PERADABAN.ID – Dalam secangkir kopi, ada bubuh serbuk kopi dan gula di dalamnya. Tetapi, ada yang tidak menggunakan gula, hanya kopi saja.
Ada yang bilang, secangkir kopi tanpa gula tampaknya terlalu serius. Tetapi gula tanpa kopi, bisa jadi teramat legit. Maka keduanya dicampur di satu wadah. Jadilah nikmat.
Iya, kamu boleh tidak setuju dengan ilustrasi di atas, menolaknya juga dipersilahkan. Toh, itu hanya padanan yang pendek.
Tetapi dalam surat Tuhan kepada umatnya, semua diciptakan berpasang-pasangan. Mungkin kopi ditakdirkan dengan gula untuk menjadi satu pasangan sebuah hidangan bagi yang mengidamkan – kendati tidak semuanya suka.

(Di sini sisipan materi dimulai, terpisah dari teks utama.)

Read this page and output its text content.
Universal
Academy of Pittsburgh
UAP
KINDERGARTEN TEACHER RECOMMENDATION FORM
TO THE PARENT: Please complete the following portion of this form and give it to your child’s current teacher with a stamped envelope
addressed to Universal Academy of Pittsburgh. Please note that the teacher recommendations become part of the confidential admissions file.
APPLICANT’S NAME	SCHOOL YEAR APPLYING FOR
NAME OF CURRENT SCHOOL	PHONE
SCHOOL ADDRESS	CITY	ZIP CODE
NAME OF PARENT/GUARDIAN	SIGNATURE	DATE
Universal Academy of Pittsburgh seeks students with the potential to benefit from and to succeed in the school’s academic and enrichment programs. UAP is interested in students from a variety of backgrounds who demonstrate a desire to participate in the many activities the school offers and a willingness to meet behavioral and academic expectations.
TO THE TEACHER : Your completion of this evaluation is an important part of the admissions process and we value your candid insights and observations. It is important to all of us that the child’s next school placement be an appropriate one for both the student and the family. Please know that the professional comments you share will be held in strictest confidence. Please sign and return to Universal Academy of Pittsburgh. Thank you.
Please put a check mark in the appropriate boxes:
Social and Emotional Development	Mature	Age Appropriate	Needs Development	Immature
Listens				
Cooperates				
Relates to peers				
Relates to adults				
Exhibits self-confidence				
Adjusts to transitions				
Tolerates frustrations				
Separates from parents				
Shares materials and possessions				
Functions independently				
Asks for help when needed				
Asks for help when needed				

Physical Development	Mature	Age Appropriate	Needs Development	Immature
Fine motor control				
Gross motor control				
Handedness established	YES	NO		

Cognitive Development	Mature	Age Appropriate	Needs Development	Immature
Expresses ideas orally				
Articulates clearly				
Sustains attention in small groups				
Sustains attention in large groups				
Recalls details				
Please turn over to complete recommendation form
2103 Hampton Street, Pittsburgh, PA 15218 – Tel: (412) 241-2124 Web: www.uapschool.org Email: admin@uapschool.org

Nyaris, ini bukan untuk mempopulerkan bahwa yang menyukai kopi belaka tampa campur tangan legit gula, selain serius, juga terampil dalam kesendirian.
Kendati belakangan, kopi juga bisa bersanding dengan koran dan berita-berita di laman digital, untuk menikmati peristiwa-peristiwa kekinian. Antara gula dan kopi pada akhirnya, hanya akan menjadi parsialitas dari zaman yang ditinggalkan.
Baca juga:
Agama dan beragama, juga sesuatu yang berbeda. Tetapi maaf, jujur saja katakan kalau keduanya bertautan.
Sebagai perspektif, moderasi beragama dibutuhkan di antara keduanya. Beragama dengan ekstrem juga tidak membuat yang lain merasa nyaman. Tapi dengan cara ekstrem untuk menaklukannya, juga salah besar.
Moderasi beragama mencoba menurunkan nilai dan ajaran agama dengan cara atau model beragama yang moderat. Cara beragama yang tidak memikul beban permusuhan, melainkan kasih sayang.
Keluarga dan cara berkeluarga juga berbeda. Dalam keluarga juga berbeda, anggaplah paling gampang dari sisi jenis kelamin. Perbedaan jenis kelamin ini yang ternyata menyantuni perbedaan. Saling melengkapi, mungkin terlalu klise.
Artinya, dalam keluarga ini juga kita diberitahukan bahwa moderat dalam perbedaan bisa dilakukan. Dia merangkai perbedaan dalam satu keterpaduan, sekaligus menjadi literasi keberagaman dipeluk bersamaan.
Moderasi beragama dalam keluarga, nyaris tersemat dalam kehidupan yang sehari-hari dilakukan. Kedepannya, bagaimana keluarga menjadi aset literasi moderasi beragama disebarluaskan.